Lessons Learnt from an IFR EU Go-Live
With the EUs Investment Firm Regulation (IFR) now live as of 26th June 2021, firms are quickly turning their attention to the UK’s Investment Firm Prudential Regime (IFPR) which will apply from 1st January 2022. This presents a great opportunity for firms to leverage key lessons learnt and avoid the challenges faced by their EU counterparts.
The IFR introduces new requirements for smaller EU investment firms, which up until 25th June 2021 had been captured under the wider EU framework Capital Requirements Regulation (CRR). It applies a tailored capital framework for smaller investment firms to better reflect their size and type of activity, classifying clients into three categories: Class 1 systemically important large investment firms with assets >EUR30BN which will remain under CRR and need to re-authorise as a Credit Institution, Class 2 non-systemically important firms with assets >EUR15BN who hold client money and assets are subject to full IFR requirements, and Class 3 small non-interconnected investment firms with assets <EUR15BN subject to reduced IFR requirements. It also introduces changes to remuneration, governance, regulatory reporting templates, internal capital and risk assessments and external disclosures.
Regulatory Uncertainty and Delayed Regulatory Response Times
UK rules remain draft with the final paper not expected until Q4 2021. Given the large amount of similarity expected between EU and UK rules, firms are typically progressing the UK analysis based on the EU IFR rules and the two FCA consultation papers received to date. Until finalised, rules are of course subject to change, the impact of which was illustrated with the recent publication of a draft Regulatory Technical Standards (RTS) by the EBA regarding the group threshold tests for determining a firm’s classification. The EBA draft RTS suggested threshold tests must include Global entities not just EU entities putting entities previously considered to be Class 2 firms on an EU group basis at risk of being Class 1 and needing to re-authorise as a Credit Institution. Re-authorising as a Credit Institution is a large amount of work, not only regarding completing the authorisation process itself but also in addressing the subsequent uplift in external reporting requirements and other cross functional impacts.
Of course, the EBA RTS is still draft and there is ongoing lobbying but this provides a real example of the importance of keeping very close to the latest publications, regulator hearings and other external advice. We have also seen a delay in regulatory response times due to the heavy demand placed on the regulators at this time. A close relationship with the Joint Supervisory Team and other external advisory bodies has proved to be beneficial in gaining early insights ahead of formal feedback and preventing implementation delays.

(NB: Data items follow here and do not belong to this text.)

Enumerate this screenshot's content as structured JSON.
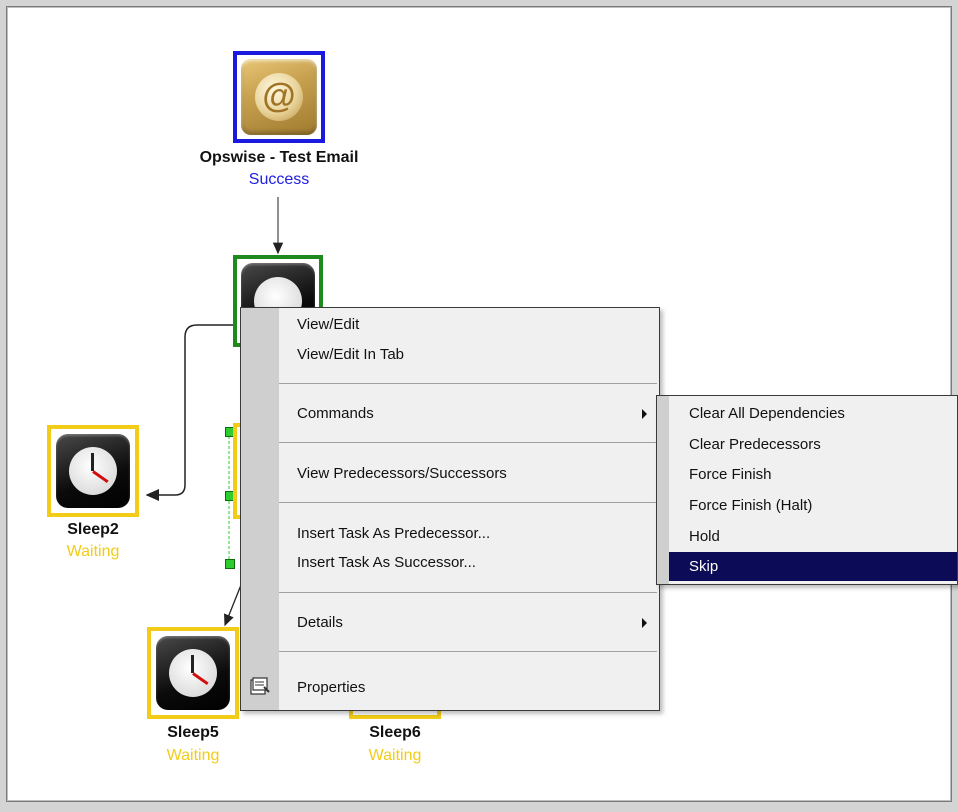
{
  "nodes": {
    "email": {
      "name": "Opswise - Test Email",
      "status": "Success"
    },
    "sleep2": {
      "name": "Sleep2",
      "status": "Waiting"
    },
    "sleep5": {
      "name": "Sleep5",
      "status": "Waiting"
    },
    "sleep6": {
      "name": "Sleep6",
      "status": "Waiting"
    }
  },
  "context_menu": {
    "view_edit": "View/Edit",
    "view_edit_tab": "View/Edit In Tab",
    "commands": "Commands",
    "view_pred_succ": "View Predecessors/Successors",
    "insert_pred": "Insert Task As Predecessor...",
    "insert_succ": "Insert Task As Successor...",
    "details": "Details",
    "properties": "Properties"
  },
  "commands_submenu": {
    "items": [
      "Clear All Dependencies",
      "Clear Predecessors",
      "Force Finish",
      "Force Finish (Halt)",
      "Hold",
      "Skip"
    ],
    "selected": "Skip"
  },
  "colors": {
    "success_border": "#1a1adf",
    "running_border": "#1e8a1e",
    "waiting_border": "#f2cc16",
    "selection_bg": "#0b0b57"
  }
}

K-Factor Scoping and Data Collection
Here is where the real complexity lies. K-Factors are an entirely new means of calculating the capital requirements specific to the individual firm. Under IFR, the pillar 1 capital requirement is the higher of Permanent Minimum Requirement, Fixed Overhead Requirement, and the sum of the in-scope K-Factor Requirement. Even if the K-Factor total is not driving the overall capital requirement, the K-Factor outputs must be reported to the regulator and an ongoing process for monitoring changes will be required.

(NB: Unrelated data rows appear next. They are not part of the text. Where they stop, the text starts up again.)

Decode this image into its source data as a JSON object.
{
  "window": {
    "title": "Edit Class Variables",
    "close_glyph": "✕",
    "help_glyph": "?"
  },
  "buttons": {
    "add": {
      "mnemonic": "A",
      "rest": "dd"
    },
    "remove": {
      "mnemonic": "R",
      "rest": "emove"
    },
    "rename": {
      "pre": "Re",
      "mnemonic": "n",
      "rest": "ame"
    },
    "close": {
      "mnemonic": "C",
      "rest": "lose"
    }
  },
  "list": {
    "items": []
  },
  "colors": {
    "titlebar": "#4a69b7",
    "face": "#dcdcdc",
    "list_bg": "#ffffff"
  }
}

Some K-Factors require historic data of 6-9 months, some of which is not currently required for reporting and is therefore hard to source. To monitor for ongoing changes to K-Factor scope (driven by new products or changes to business activity), firms must consider how this would be identified and addressed. For example, this may be through a control within the NPA process or the internal capital reporting cycle.
Cross Functional Impact
Whist a majority of the requirements impact Finance and external capital and liquidity reporting, there are several other functions directly and indirectly impacted by the regulation, who must not be forgotten. The fundamental changes to the capital calculations and internal risk assessments require considerable support from Treasury and Risk, in addition to new and discrete Governance and Remuneration requirements directly impacting Legal and HR. Risk and Treasury departments must incorporate the new K-Factor methodologies alongside the internal assessment of other risks. For example, previous methods of calculating operational risks for the entity may be partially or wholly covered by in scope K-Factors. Ensuring all risks are accounted for whilst not ‘double counting’ is of course essential to producing an accurate capital requirement that is compliant yet allows for optimal profitability.
K-Factor scoping also requires a clear and accurate view of all revenue generating activity which will require sign-off across the front office, middle-office, back-office, in addition to Legal and Compliance. The breadth of the organisational impacts are clear to see, so careful consideration is required to ensure the programme is correctly structured and all impacted stakeholders are identified from the outset. We have seen this causing problems to date!
The complexity and impact of the regulation should not be underestimated, so UK entities and firms must initiate impact assessments as early as possible, leveraging key lessons learnt from EU implementations and staying close to regulatory and industry developments. As with all new regulations, draft rules provide clear direction of travel and should be used to proactively progress early implementation phases, rather than being used as an excuse to delay. EU firms with this mindset found themselves playing last minute catch-up and rushing to get over the finish line.